Some things you might want to check before you go that route (coffee is kicking in)- the fuel filter. Often overlooked and never serviced properly, it's not that hard to replace. Start a new thread if you need advice- if you think you have to remove the plastic clips from the lines in order to disconnect the fuel lines- then you need some help. Quite simply- press the the white rectangle in, wiggle, and pull to remove. There is one you can't reach on the fuel filter, follow that line away from the fuel filter, and you'll see another clip that you can easily reach after about 6". Disconnect it there, and remove that small section of line with the filter. There are more directions, so if you need advice, like on how to discharge the fuel system, please ask.

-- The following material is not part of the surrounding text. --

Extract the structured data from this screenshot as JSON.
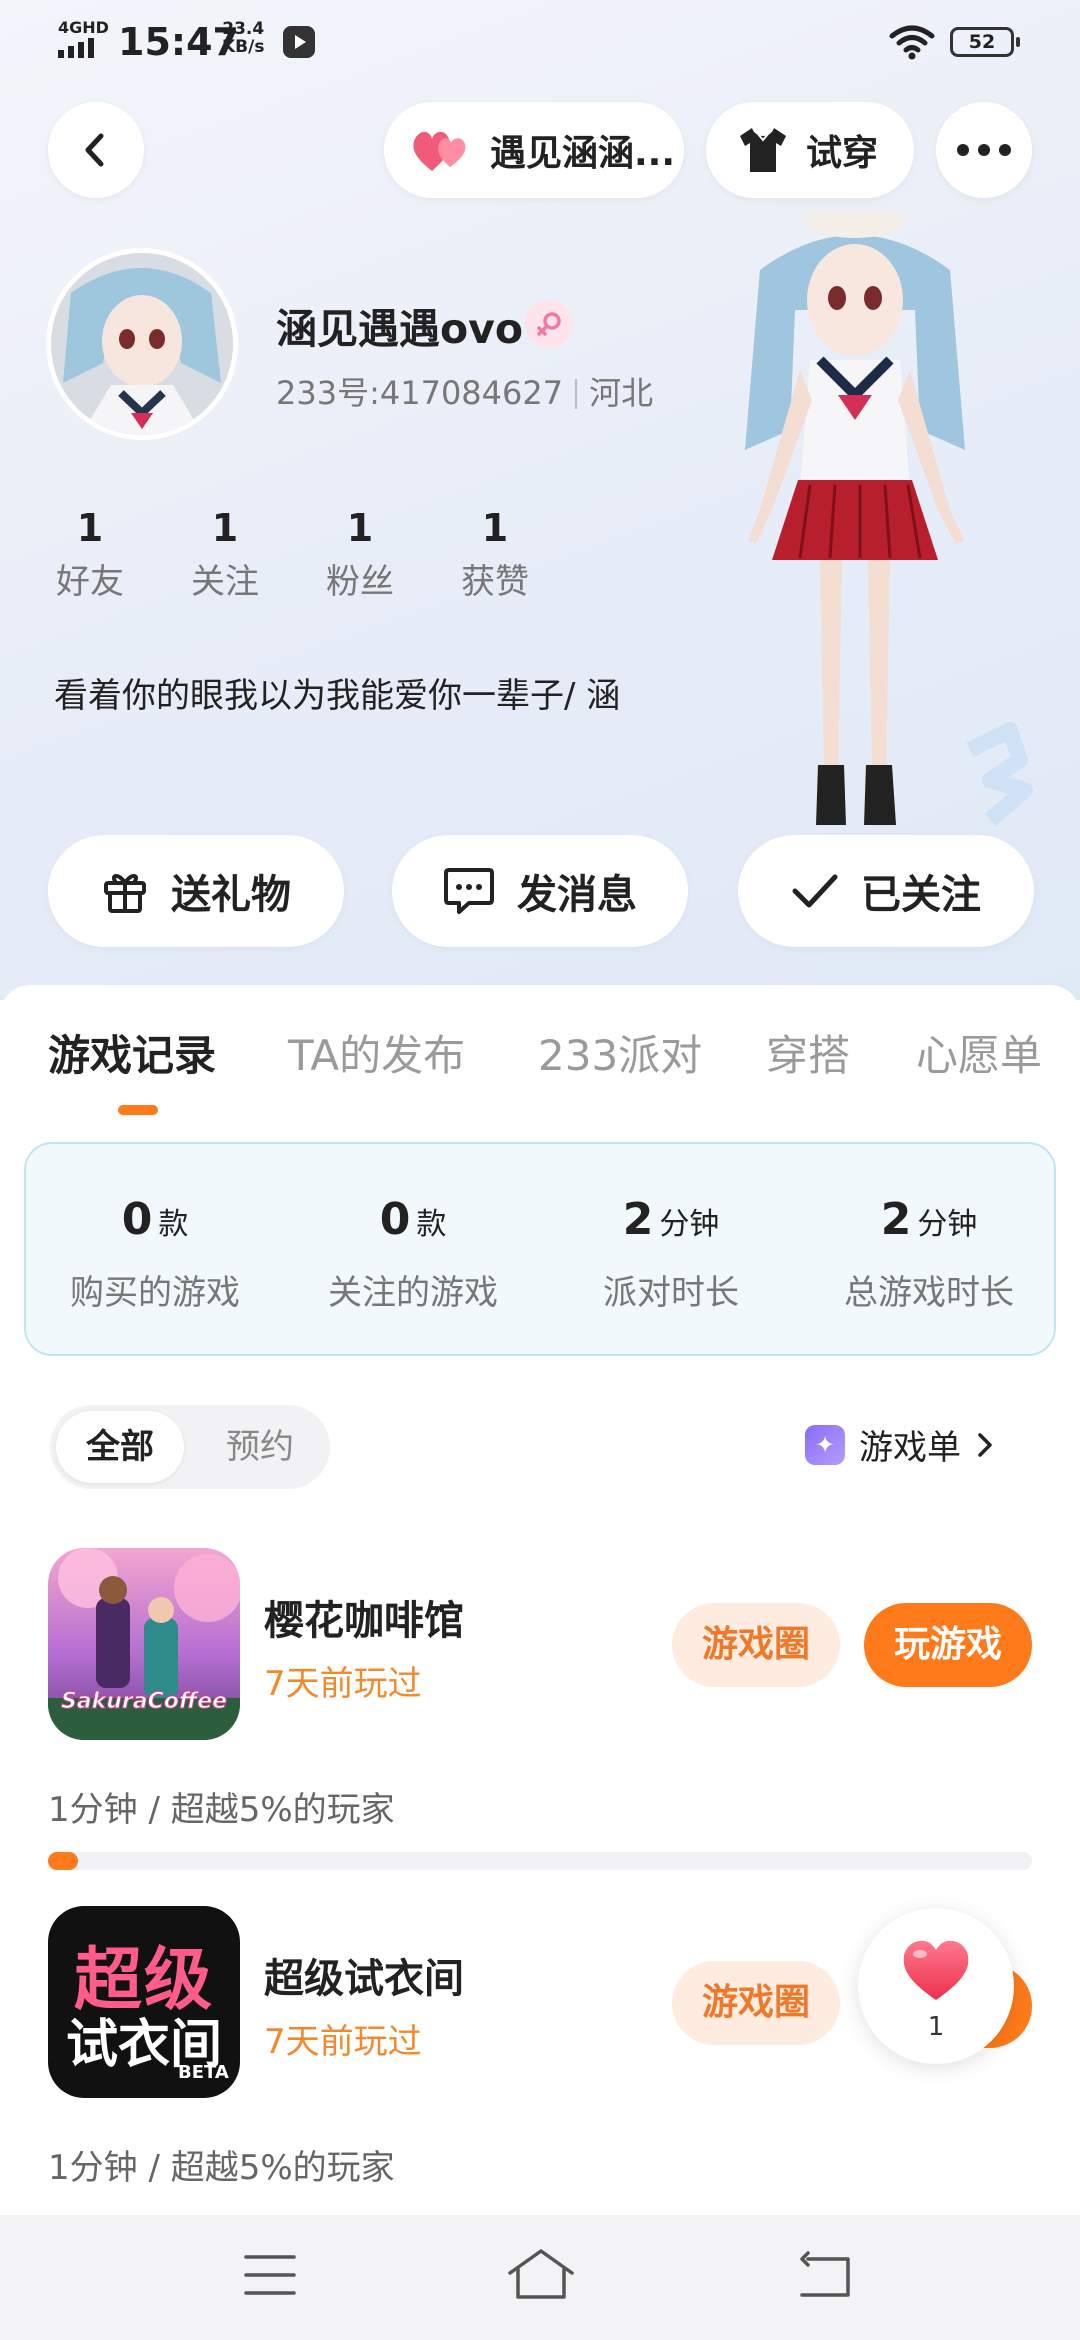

The coil boots. Mine went out about 80k miles. Yours might have been replaced, and might not. The boots are easy to replace, but might seem more expensive than regular plug wires. Boots cost $5-8 each, and come with a new spring and solid conductor. I also had some corrosion on the coil-spring connector. I used electrical parts grease to prevent future corrosion. We have a few online retailers that we get discounts with- like Village Ford
or Rock Auto. Please compare their prices to your local price.
One thing you don't want to look at right now...... the price of the thermostat for this car. I'm at 150k, and have had no thermostat problems- cross your fingers. I can tell you that I also get about 28-30 during this time of year, and it is not as cold down here as it is up there. I have had luck blocking off part of my radiator like big rigs do in the winter. Using the electronic odometer trick I can monitor engine temps in C, and it doesn't approach overheating at all. The engine does stay warmer, and there is less thermostat cycling once it is warm. 05 Focis have a different thermostat (the cheaper one!) than 06-07, and it might be a 180F instead of 194F. It sure seems to be lower when watching the temp on the EO. On the EO, scroll through until you see a readout that looks like this [ 15 C]- the value there is just a guess at what a cold engine might read- use your own judgement about what yours might read. I have had mine half blocked off up until the outside temp was 60F with no issues. If you try to do it- that front cover over the radiator slides towards the front of the car- then up to remove once the plastic screws are removed. If you use cardboard- cover it completely with duct tape to reduce water intrusion. I use retired big rig mud flaps trucking companies have to PM those more often than you think.
Good luck, and let us know if we can help more.